Stewart had a partnership with Kmart, which netted more than $1 billion in sales. Stewart said she would let that partnership expire and move on with Macy’s. Koppelman’s goal was to try to replace the revenue lost from Kmart.

He said they were “hoping” Macy’s would be a $500 million business and that Stewart’s Home Depot business would contribute “a significant” share, as well. In court, it has been revealed that Stewart’s Macy’s business brings in $300 million a year. 

In order to pump up sales, MSLO inked other partnerships that didn’t interfere with the exclusivity clause in its Macy’s contract. That included designing for other brands.

On cross-examination from MSLO lawyer Anne Beaumont, Koppelman said he “didn’t think” MSLO needed to “ask permission” to design for other brands. In fact, MSLO was at one point in discussions with pop singers Jennifer Lopez and Marc Anthony to create home products within the Macy’s exclusive categories.

Those talks fell through and Koppelman brought the pop duo to Lundgren, who inked a fragrance deal with Lopez.

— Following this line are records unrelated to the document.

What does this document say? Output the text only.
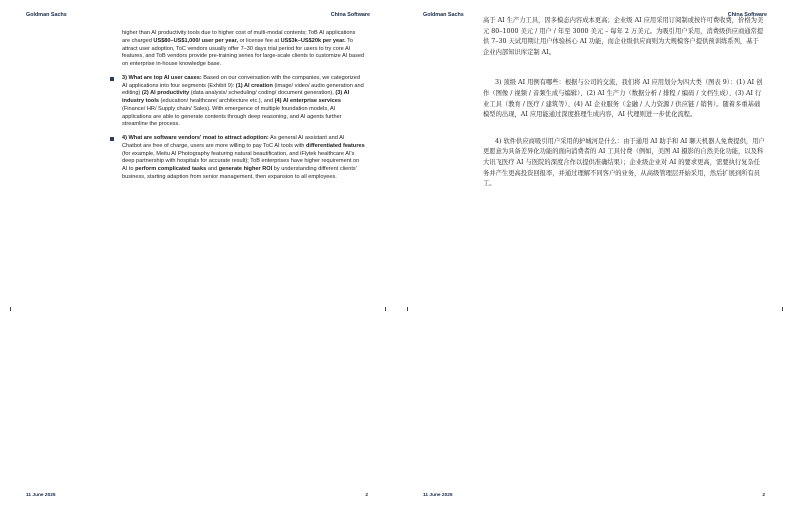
Goldman Sachs	China Software

higher than AI productivity tools due to higher cost of multi-modal contents; ToB AI applications are charged US$80–US$1,000/ user per year, or license fee at US$3k–US$20k per year. To attract user adoption, ToC vendors usually offer 7–30 days trial period for users to try core AI features, and ToB vendors provide pre-training series for large-scale clients to customize AI based on enterprise in-house knowledge base.

3) What are top AI user cases: Based on our conversation with the companies, we categorized AI applications into four segments (Exhibit 9): (1) AI creation (image/ video/ audio generation and editing) (2) AI productivity (data analysis/ scheduling/ coding/ document generation), (3) AI industry tools (education/ healthcare/ architecture etc.), and (4) AI enterprise services (Finance/ HR/ Supply chain/ Sales). With emergence of multiple foundation models, AI applications are able to generate contents through deep reasoning, and AI agents further streamline the process.
4) What are software vendors' moat to attract adoption: As general AI assistant and AI Chatbot are free of charge, users are more willing to pay ToC AI tools with differentiated features (for example, Meitu AI Photography featuring natural beautification, and iFlytek healthcare AI's deep partnership with hospitals for accurate result); ToB enterprises have higher requirement on AI to perform complicated tasks and generate higher ROI by understanding different clients' business, starting adaption from senior management, then expansion to all employees.
11 June 2025	2
Goldman Sachs	China Software

高于 AI 生产力工具，因多模态内容成本更高；企业级 AI 应用采用订阅制或按许可费收费，价格为美元 80–1000 美元 / 用户 / 年至 3000 美元 – 每年 2 万美元。为吸引用户采用，消费级供应商通常提供 7–30 天试用期让用户体验核心 AI 功能，而企业级供应商则为大规模客户提供预训练系列，基于企业内部知识库定制 AI。

3) 顶级 AI 用例有哪些：根据与公司的交流，我们将 AI 应用划分为四大类（图表 9）：(1) AI 创作（图像 / 视频 / 音频生成与编辑）、(2) AI 生产力（数据分析 / 排程 / 编码 / 文档生成）、(3) AI 行业工具（教育 / 医疗 / 建筑等）、(4) AI 企业服务（金融 / 人力资源 / 供应链 / 销售）。随着多重基础模型的出现，AI 应用能通过深度推理生成内容，AI 代理则进一步优化流程。

4) 软件供应商吸引用户采用的护城河是什么：由于通用 AI 助手和 AI 聊天机器人免费提供，用户更愿意为具备差异化功能的面向消费者的 AI 工具付费（例如，美图 AI 摄影的自然美化功能，以及科大讯飞医疗 AI 与医院的深度合作以提供准确结果）；企业级企业对 AI 的要求更高，需要执行复杂任务并产生更高投资回报率，并通过理解不同客户的业务，从高级管理层开始采用，然后扩展到所有员工。

11 June 2025	2
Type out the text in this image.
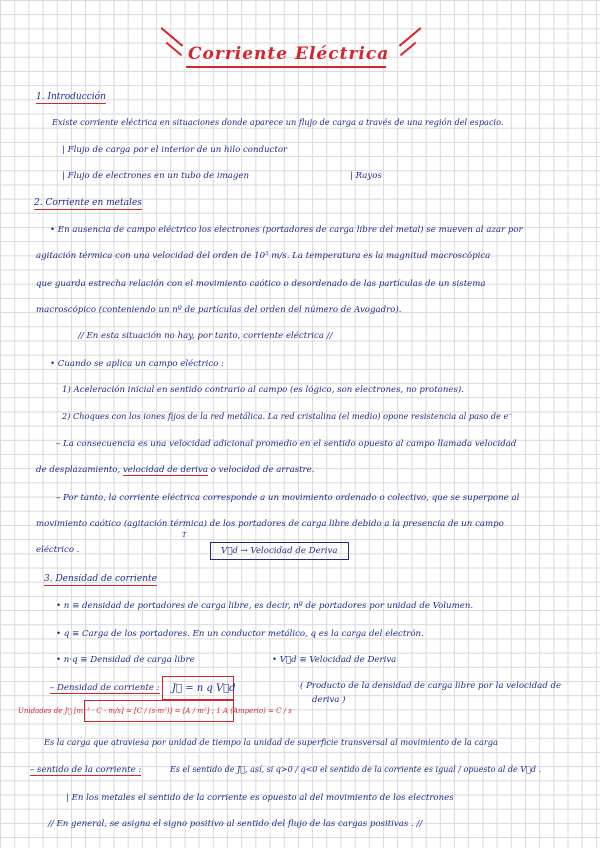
Corriente Eléctrica
1. Introducción
Existe corriente eléctrica en situaciones donde aparece un flujo de carga a través de una región del espacio.
| Flujo de carga por el interior de un hilo conductor
| Flujo de electrones en un tubo de imagen	| Rayos
2. Corriente en metales
• En ausencia de campo eléctrico los electrones (portadores de carga libre del metal) se mueven al azar por
agitación térmica con una velocidad del orden de 10⁵ m/s. La temperatura es la magnitud macroscópica
que guarda estrecha relación con el movimiento caótico o desordenado de las partículas de un sistema
macroscópico (conteniendo un nº de partículas del orden del número de Avogadro).
// En esta situación no hay, por tanto, corriente eléctrica //
• Cuando se aplica un campo eléctrico :
1) Aceleración inicial en sentido contrario al campo (es lógico, son electrones, no protones).
2) Choques con los iones fijos de la red metálica. La red cristalina (el medio) opone resistencia al paso de e⁻
– La consecuencia es una velocidad adicional promedio en el sentido opuesto al campo llamada velocidad
de desplazamiento, velocidad de deriva o velocidad de arrastre.
– Por tanto, la corriente eléctrica corresponde a un movimiento ordenado o colectivo, que se superpone al
movimiento caótico (agitación térmica) de los portadores de carga libre debido a la presencia de un campo
T
eléctrico .	V⃗d → Velocidad de Deriva
3. Densidad de corriente
• n ≡ densidad de portadores de carga libre, es decir, nº de portadores por unidad de Volumen.
• q ≡ Carga de los portadores. En un conductor metálico, q es la carga del electrón.
• n·q ≡ Densidad de carga libre	• V⃗d ≡ Velocidad de Deriva
– Densidad de corriente : J⃗ = n q V⃗d	( Producto de la densidad de carga libre por la velocidad de
deriva )
Unidades de J⃗ [m⁻³ · C · m/s] = [C / (s·m²)] = [A / m²] ; 1 A (Amperio) = C / s
Es la carga que atraviesa por unidad de tiempo la unidad de superficie transversal al movimiento de la carga
– sentido de la corriente :	Es el sentido de J⃗, así, si q>0 / q<0 el sentido de la corriente es igual / opuesto al de V⃗d .
| En los metales el sentido de la corriente es opuesto al del movimiento de los electrones
// En general, se asigna el signo positivo al sentido del flujo de las cargas positivas . //
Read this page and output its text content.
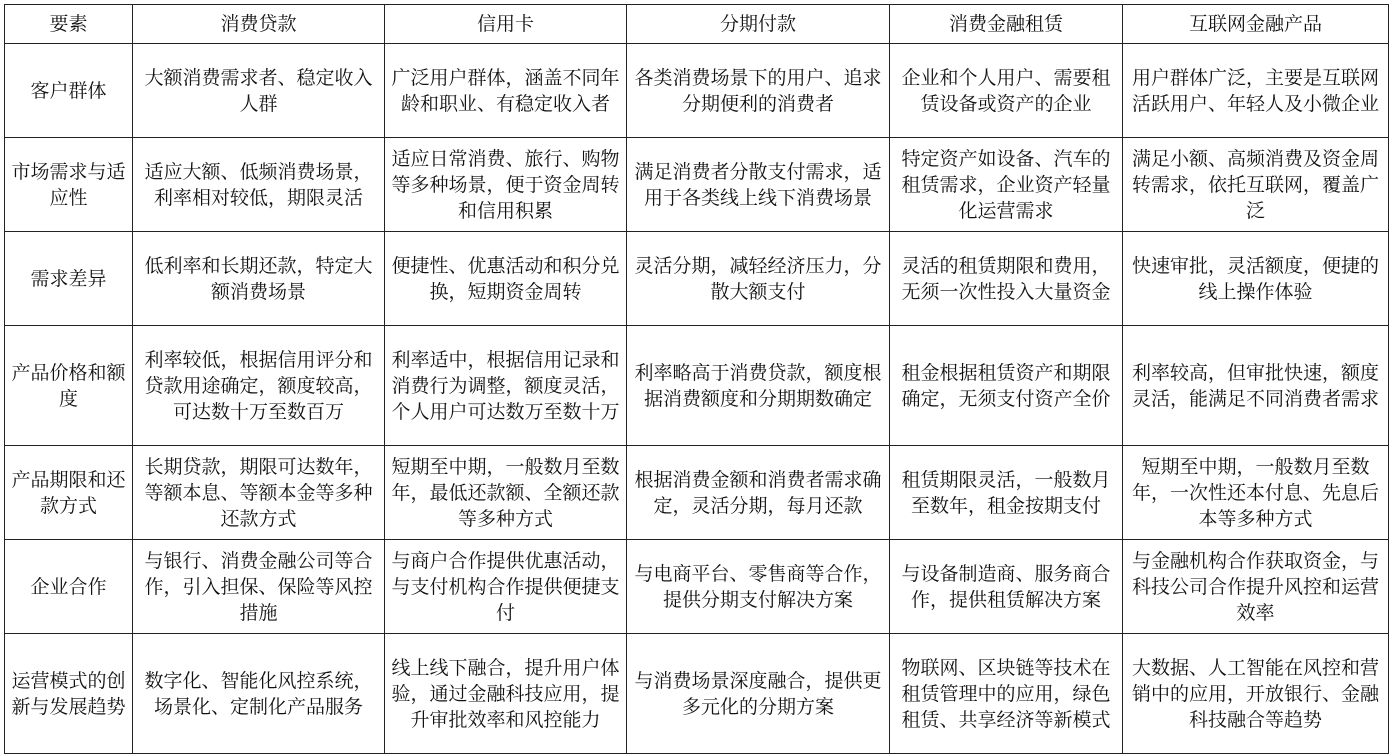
要素	消费贷款	信用卡	分期付款	消费金融租赁	互联网金融产品
客户群体	大额消费需求者、稳定收入人群	广泛用户群体，涵盖不同年龄和职业、有稳定收入者	各类消费场景下的用户、追求分期便利的消费者	企业和个人用户、需要租赁设备或资产的企业	用户群体广泛，主要是互联网活跃用户、年轻人及小微企业
市场需求与适应性	适应大额、低频消费场景，利率相对较低，期限灵活	适应日常消费、旅行、购物等多种场景，便于资金周转和信用积累	满足消费者分散支付需求，适用于各类线上线下消费场景	特定资产如设备、汽车的租赁需求，企业资产轻量化运营需求	满足小额、高频消费及资金周转需求，依托互联网，覆盖广泛
需求差异	低利率和长期还款，特定大额消费场景	便捷性、优惠活动和积分兑换，短期资金周转	灵活分期，减轻经济压力，分散大额支付	灵活的租赁期限和费用，无须一次性投入大量资金	快速审批，灵活额度，便捷的线上操作体验
产品价格和额度	利率较低，根据信用评分和贷款用途确定，额度较高，可达数十万至数百万	利率适中，根据信用记录和消费行为调整，额度灵活，个人用户可达数万至数十万	利率略高于消费贷款，额度根据消费额度和分期期数确定	租金根据租赁资产和期限确定，无须支付资产全价	利率较高，但审批快速，额度灵活，能满足不同消费者需求
产品期限和还款方式	长期贷款，期限可达数年，等额本息、等额本金等多种还款方式	短期至中期，一般数月至数年，最低还款额、全额还款等多种方式	根据消费金额和消费者需求确定，灵活分期，每月还款	租赁期限灵活，一般数月至数年，租金按期支付	短期至中期，一般数月至数年，一次性还本付息、先息后本等多种方式
企业合作	与银行、消费金融公司等合作，引入担保、保险等风控措施	与商户合作提供优惠活动，与支付机构合作提供便捷支付	与电商平台、零售商等合作，提供分期支付解决方案	与设备制造商、服务商合作，提供租赁解决方案	与金融机构合作获取资金，与科技公司合作提升风控和运营效率
运营模式的创新与发展趋势	数字化、智能化风控系统，场景化、定制化产品服务	线上线下融合，提升用户体验，通过金融科技应用，提升审批效率和风控能力	与消费场景深度融合，提供更多元化的分期方案	物联网、区块链等技术在租赁管理中的应用，绿色租赁、共享经济等新模式	大数据、人工智能在风控和营销中的应用，开放银行、金融科技融合等趋势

But the point was that Koppelman was a loyal friend to Lundgren, Macy’s lawyer Theodore Grossman explained, as he highlighted a widely-publicized incident with Wal-Mart Stores Inc.


In 2008, Wal-Mart featured Stewart in advertising with home wares in the background. That ruffled Lundgren’s feathers, and Koppelman had the ads pulled even though a future relationship with the discounter would have been lucrative in the long run.

During his questioning, Grossman revealed that in 2011, MSLO, which was struggling financially, had formed a “strategic partnerships committee,” which included MSLO board members Arlen Kantarian, Frederic Fekkai and Todd Slotkin. The committee, which was charged to evaluate new revenue streams for the company, hired Blackstone as a financial adviser.

Koppelman wasn’t involved in the process and had already been succeeded by Stewart as chairman of the MSLO board. The committee, along with Stewart, the board of directors and Blackstone had begun talks with J.C. Penney Co. Inc. to sell Stewart-branded goods in shop-in-shops within its department stores.

“I wasn’t involved in the J.C. Penney deal,” said Koppelman, who said he told MSLO board members and Stewart that they should “offer Lundgren and Macy’s the deal Penney’s was proposing.”

“They weren’t interested in the proposition,” Koppelman said.